Gli elementi terra e fuoco saranno invece protagonisti nella Galleria 25/26. Uno spazio di circa 1.200 mq dove la rappresentazione dei due elementi naturali coinvolgerà il visitatore in un'atmosfera calda e rilassante. L'utilizzo del video mapping a terra, contribuirà ad arricchire la percezione sensoriale del visitatore.

La “Città della Posa”

Si conferma anche quest’anno la “Città della Posa”, il luogo d’incontro di tutti gli operatori italiani e internazionali che operano in questo mondo. Uno spazio di oltre 400 mq. ubicato all’interno del Padiglione 32, nelle adiacenze dell’ingresso di Piazza Costituzione. Per la sua 10ª edizione, la ‘Città della Posa’ riserverà ai propri visitatori, per ognuno dei cinque giorni di Cersaie, dimostrazioni di posa in opera delle grandi lastre ceramiche attraverso i propri maestri piastrellisti, seminari tecnici sulla posa dei grandi formati rivolti ad architetti e progettisti e i Matinée, iniziative aziendali dedicate alla posa e organizzate dai partner tecnici di Assoposa (Fila, Mapei, Raimondi). 
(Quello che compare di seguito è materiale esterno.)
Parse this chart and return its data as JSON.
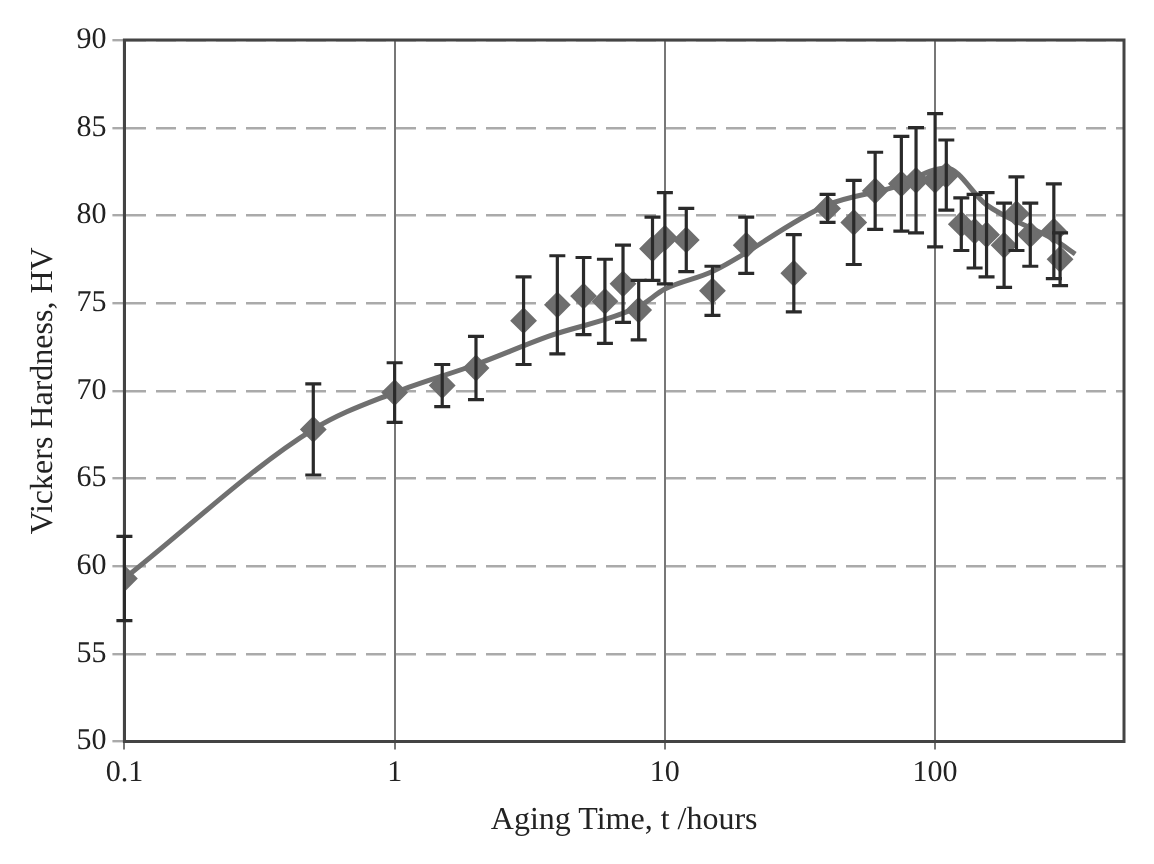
{
  "chart_data": {
    "type": "scatter",
    "xlabel": "Aging Time, t /hours",
    "ylabel": "Vickers Hardness, HV",
    "log": "x",
    "xlim": [
      0.1,
      500
    ],
    "xticks": [
      0.1,
      1,
      10,
      100
    ],
    "ylim": [
      50,
      90
    ],
    "yticks": [
      50,
      55,
      60,
      65,
      70,
      75,
      80,
      85,
      90
    ],
    "grid": true,
    "legend": false,
    "marker": "diamond",
    "series": [
      {
        "color": "#6e6e6e",
        "x": [
          0.1,
          0.5,
          1,
          1.5,
          2,
          3,
          4,
          5,
          6,
          7,
          8,
          9,
          10,
          12,
          15,
          20,
          30,
          40,
          50,
          60,
          75,
          85,
          100,
          110,
          125,
          140,
          155,
          180,
          200,
          225,
          275,
          290
        ],
        "values": [
          59.3,
          67.8,
          69.9,
          70.3,
          71.3,
          74.0,
          74.9,
          75.4,
          75.1,
          76.1,
          74.6,
          78.1,
          78.7,
          78.6,
          75.7,
          78.3,
          76.7,
          80.4,
          79.6,
          81.4,
          81.8,
          82.0,
          82.0,
          82.3,
          79.5,
          79.1,
          78.9,
          78.3,
          80.1,
          78.9,
          79.1,
          77.5
        ],
        "errors": [
          2.4,
          2.6,
          1.7,
          1.2,
          1.8,
          2.5,
          2.8,
          2.2,
          2.4,
          2.2,
          1.7,
          1.8,
          2.6,
          1.8,
          1.4,
          1.6,
          2.2,
          0.8,
          2.4,
          2.2,
          2.7,
          3.0,
          3.8,
          2.0,
          1.5,
          2.1,
          2.4,
          2.4,
          2.1,
          1.8,
          2.7,
          1.5
        ]
      },
      {
        "type": "line",
        "color": "#707070",
        "marker": "none",
        "x": [
          0.1,
          0.5,
          1,
          2,
          3.7,
          8,
          10,
          15,
          40,
          70,
          110,
          155,
          277,
          330
        ],
        "values": [
          59.3,
          67.8,
          69.9,
          71.5,
          73.1,
          74.8,
          75.8,
          76.8,
          80.6,
          81.6,
          82.7,
          80.6,
          78.6,
          77.8
        ]
      }
    ]
  }
}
Uno spazio importante all’interno della ‘Città della Posa’ sarà occupato da Assoposa con tre aree specifiche: l'Academy dedicata ai Lastrificatori XXL e all'esposizioni dei lavabi realizzati con grandi lastre, oltre ad un work in progress sul rivestimento di un volume complesso con tessere di mosaico ceramico. Un secondo spazio sarà dedicato all'outdoor, con le dimostrazioni di posa di pavimenti sopraelevati e per esterni. Assoposa in Rosa sarà una terza area dedicata alle donne che lavorano nel mondo dell'edilizia e in particolare alle figure femminili impegnate all'interno dei punti vendita.